Why Rachel Cruze Pushed Back on the Prenup
Cruze, a bestselling personal finance author and the daughter of personal finance expert Dave Ramsey, did not soften her response. She questioned why a man earning below six figures was casting himself as the household's financial authority. 'You're not even making six figures, dude,' she said. 'Get off your high horse.'
Her broader point was about what a marriage is supposed to be. 'You guys are about to share a bed,' Cruze said. 'You're going to have kids and share genetics that are running around in front of you like you're sharing every other part of your life.' Kamel added the line that travelled furthest online: 'And yet you have to Venmo him for Outback Steakhouse?'
Kamel, a financial commentator and author at Ramsey Solutions, said he had misjudged the situation completely. 'I thought this guy was a multimillionaire,' he admitted, having pictured a surgeon pulling in around half a million dollars (£374,000) a year rather than a man on $85,000. He then raised the question the setup seemed designed to avoid: 'What happens if you make more than him later on? Do you get control of the board?'
It was not an idle worry. Shelby said her boyfriend's job was physically demanding and that she could well out-earn him over time. The current arrangement, she conceded, left her fearing she would resent him if their fortunes ever flipped.
What the Separate Finances Debate Reveals
Cruze's verdict was blunt. Treating a marriage as two sealed ledgers, she argued, makes it 'a business relationship, not a romantic partnership.' Yet the boyfriend's instinct is far from rare, and that is what lifts the clip above a simple viral spat.

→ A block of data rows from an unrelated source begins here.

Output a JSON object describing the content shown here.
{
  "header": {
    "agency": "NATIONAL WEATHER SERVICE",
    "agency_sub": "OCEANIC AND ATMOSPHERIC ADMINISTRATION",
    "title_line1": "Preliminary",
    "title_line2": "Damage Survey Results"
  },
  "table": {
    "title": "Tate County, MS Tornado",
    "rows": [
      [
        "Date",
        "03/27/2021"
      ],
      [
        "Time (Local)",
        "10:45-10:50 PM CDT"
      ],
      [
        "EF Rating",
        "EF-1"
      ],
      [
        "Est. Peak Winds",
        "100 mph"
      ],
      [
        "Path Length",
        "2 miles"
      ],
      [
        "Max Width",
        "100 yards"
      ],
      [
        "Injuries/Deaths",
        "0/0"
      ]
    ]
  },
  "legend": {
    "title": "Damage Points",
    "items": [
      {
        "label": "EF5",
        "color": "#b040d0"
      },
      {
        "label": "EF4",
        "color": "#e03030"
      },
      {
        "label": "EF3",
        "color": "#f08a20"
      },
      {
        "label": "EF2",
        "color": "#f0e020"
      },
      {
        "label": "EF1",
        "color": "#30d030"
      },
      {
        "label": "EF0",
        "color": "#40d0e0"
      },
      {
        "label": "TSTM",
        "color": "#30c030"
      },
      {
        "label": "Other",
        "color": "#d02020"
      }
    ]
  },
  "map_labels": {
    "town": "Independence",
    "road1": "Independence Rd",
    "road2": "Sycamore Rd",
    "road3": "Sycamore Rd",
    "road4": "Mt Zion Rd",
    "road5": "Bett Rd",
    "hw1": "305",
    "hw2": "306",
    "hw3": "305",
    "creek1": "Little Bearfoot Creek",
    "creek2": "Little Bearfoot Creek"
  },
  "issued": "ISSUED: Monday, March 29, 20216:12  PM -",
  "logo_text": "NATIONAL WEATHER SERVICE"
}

Most couples in committed relationships now keep at least some money in their own name. Around 62% do, according to a 2026 survey from Bankrate, and the divide grows sharply with age.
Among Gen Z, 51% keep their finances entirely separate, against just 15% of baby boomers. Households on lower incomes lean the same way, with 39% of couples earning under $50,000 (£37,400) a year keeping everything apart.
The motives tend to repeat: protecting independence, dodging arguments over spending, or shielding oneself from a partner's debt. A prenuptial agreement does something narrower. It sets out what each person brings into a marriage and how those assets are divided if it ends, rather than dictating how a couple runs its money day to day.
Cruze's objection was never that separate accounts exist. It was that this particular arrangement looked less like joint planning and more like one partner keeping score before the marriage had even begun. 'You're already going into scorekeeping,' she told Shelby, 'and you're not even married yet.'
For Shelby, the maths was never really the issue. A prenup can ring-fence a house and a salary. What it cannot settle is whether two people walking into a marriage truly see their future as shared, or merely running side by side.